Two stage encoder based solution for paraphrase detection, achieved 1st rank in CRI-COMP-2022 Text Paraphrase Competition (leaderboard page)
This repository contains two staged solution for CRI-Competition 2022 using encoders. First stage uses fine-tuned bi-encoder to generate predictions. Second stage uses pretrained transformers to generate final dense prediction pairs.
The idea is that cross encoders give better predictions/performance in sentence similarity task however in the provided dataset of around 100k samples, simply comparing scores for all the pairs will lead to around 10B pairs (simply impractical). And thus, we first generate sparse prediction pairs using much efficient bi-encoder (fine-tuned in our case) using sentence-transformer library along with custom post processing function. Finally we generate dense predictions using pretrained cross encoder and final post processing.

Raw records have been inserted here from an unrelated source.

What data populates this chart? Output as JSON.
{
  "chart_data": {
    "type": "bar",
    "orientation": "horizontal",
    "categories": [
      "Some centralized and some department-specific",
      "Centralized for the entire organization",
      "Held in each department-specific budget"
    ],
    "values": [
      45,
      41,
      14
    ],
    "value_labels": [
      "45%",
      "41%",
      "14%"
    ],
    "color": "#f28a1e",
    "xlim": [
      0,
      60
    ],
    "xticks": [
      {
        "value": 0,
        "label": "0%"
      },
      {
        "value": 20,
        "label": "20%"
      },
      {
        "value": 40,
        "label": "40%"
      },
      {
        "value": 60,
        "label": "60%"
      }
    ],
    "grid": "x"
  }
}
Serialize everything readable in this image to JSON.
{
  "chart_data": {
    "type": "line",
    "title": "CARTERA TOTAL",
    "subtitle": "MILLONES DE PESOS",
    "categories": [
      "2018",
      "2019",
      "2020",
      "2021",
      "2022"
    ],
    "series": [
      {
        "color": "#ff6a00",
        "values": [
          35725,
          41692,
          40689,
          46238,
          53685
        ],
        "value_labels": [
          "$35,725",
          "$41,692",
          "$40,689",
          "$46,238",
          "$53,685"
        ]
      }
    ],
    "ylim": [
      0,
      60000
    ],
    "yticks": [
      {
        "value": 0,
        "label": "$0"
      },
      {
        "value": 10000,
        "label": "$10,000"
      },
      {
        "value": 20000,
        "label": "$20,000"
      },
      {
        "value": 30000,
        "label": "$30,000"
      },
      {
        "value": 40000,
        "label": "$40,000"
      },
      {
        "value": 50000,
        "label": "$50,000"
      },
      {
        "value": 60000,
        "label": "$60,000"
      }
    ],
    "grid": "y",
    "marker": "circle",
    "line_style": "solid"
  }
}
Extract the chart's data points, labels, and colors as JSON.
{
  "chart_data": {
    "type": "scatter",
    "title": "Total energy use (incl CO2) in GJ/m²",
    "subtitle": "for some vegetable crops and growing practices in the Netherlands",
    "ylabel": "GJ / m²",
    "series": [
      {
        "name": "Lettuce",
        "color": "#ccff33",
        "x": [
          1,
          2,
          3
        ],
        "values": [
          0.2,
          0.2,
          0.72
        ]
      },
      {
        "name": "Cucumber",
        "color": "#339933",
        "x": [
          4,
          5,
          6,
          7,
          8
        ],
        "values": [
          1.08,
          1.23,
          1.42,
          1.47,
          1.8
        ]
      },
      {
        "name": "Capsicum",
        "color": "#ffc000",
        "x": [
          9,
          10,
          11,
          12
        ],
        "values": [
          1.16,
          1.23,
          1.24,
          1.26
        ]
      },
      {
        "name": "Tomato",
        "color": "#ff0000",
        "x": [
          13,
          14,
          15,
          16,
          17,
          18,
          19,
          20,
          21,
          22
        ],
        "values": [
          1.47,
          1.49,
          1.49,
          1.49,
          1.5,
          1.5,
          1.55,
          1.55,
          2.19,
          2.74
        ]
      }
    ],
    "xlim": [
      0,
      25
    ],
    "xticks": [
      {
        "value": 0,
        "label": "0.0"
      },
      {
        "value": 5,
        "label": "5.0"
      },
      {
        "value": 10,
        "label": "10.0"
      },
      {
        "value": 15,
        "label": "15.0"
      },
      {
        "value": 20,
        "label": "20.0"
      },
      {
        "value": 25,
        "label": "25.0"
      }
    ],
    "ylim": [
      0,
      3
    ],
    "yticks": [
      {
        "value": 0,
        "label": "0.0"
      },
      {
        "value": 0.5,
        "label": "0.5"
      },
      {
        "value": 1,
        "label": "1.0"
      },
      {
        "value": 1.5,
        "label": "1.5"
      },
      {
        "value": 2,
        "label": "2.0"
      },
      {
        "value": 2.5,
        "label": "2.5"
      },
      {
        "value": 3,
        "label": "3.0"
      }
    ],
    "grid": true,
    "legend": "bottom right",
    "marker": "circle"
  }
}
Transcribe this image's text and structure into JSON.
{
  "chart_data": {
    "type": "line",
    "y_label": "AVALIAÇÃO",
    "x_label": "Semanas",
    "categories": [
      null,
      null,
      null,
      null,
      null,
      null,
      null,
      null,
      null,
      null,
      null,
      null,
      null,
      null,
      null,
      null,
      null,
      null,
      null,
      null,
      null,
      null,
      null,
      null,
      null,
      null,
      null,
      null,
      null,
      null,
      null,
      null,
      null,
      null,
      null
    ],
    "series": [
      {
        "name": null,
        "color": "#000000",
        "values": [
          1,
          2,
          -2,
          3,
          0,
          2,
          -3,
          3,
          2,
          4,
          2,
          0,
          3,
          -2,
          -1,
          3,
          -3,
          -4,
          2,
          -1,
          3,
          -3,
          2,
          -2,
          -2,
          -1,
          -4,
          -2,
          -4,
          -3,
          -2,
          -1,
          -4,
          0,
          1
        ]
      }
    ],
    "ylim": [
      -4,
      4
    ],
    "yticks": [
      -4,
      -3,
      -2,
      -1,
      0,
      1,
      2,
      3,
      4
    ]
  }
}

- I used pre-trained sentence transformer model:
paraphrase-multilingual-mpnet-base-v2
- Fine tuned for 2 epochs on the training dataset with some target smoothing to avoid overfitting
- Used fine-tuned model to extract embeddings for each sentence in the validation dataset
- Used cosine similarity to compare the embeddings and find the closest pairs
- Applied threshold filtering based on validation dataset to cover most of the sentences (high recall) but not necessarily best F1-score result (since it will lower the recall but increase the precision which is not enough for stage 2)
- As there can only be one pair with unique sentence ID, I filtered with maximum likelihood of pair confidence generated by model.
- I used pre-trained cross encoder model:
stsb-roberta-large
- Cross encoder directly takes pair as an input and outputs the pair confidence score
- Used intermediate generated pairs to generate dense predictions using cross encoder
- Applied thresholding to filter the pairs with high confidence score
- Maximum likehood pair per unique Sentence ID is used
- finally one extra post processing condition is added: if score(id1,id2) > score(id2,id3) include id1,id2 pair else include id2,id3 pair
- Install the required libraries using
pip install -r requirements.txt
- Put the required dataset files inside
data/
directory (includesindices
,validation_text
,training_text
,training/info
,validation_eval_new.csv
etc) - Run the training script
python stage_1_training.py
- Update the fine-tuned bi-encoder model path inside
stage_1_inference.py
file - Generate the sparse prediction using script
python stage_1_inference.py
- Generate the final dense predictions using script
python stage_2_inference.py
- Compare the results using evaluation script
python evaluation.py --ans data/validation_eval_new.csv --evl cross_enc_result_0.66.csv
- The results are not exactly the same always due to some randomness introduced in stage 1 training sample generation. However, after a few experiments you should be able to achieve good score.
- The results are as follows (random run, not my best):
Recall: 0.7294955122253173
Precision: 0.8105226960110041
F1-score: 0.7678775044795569
This still achieves the best score on leaderboard with rank 1.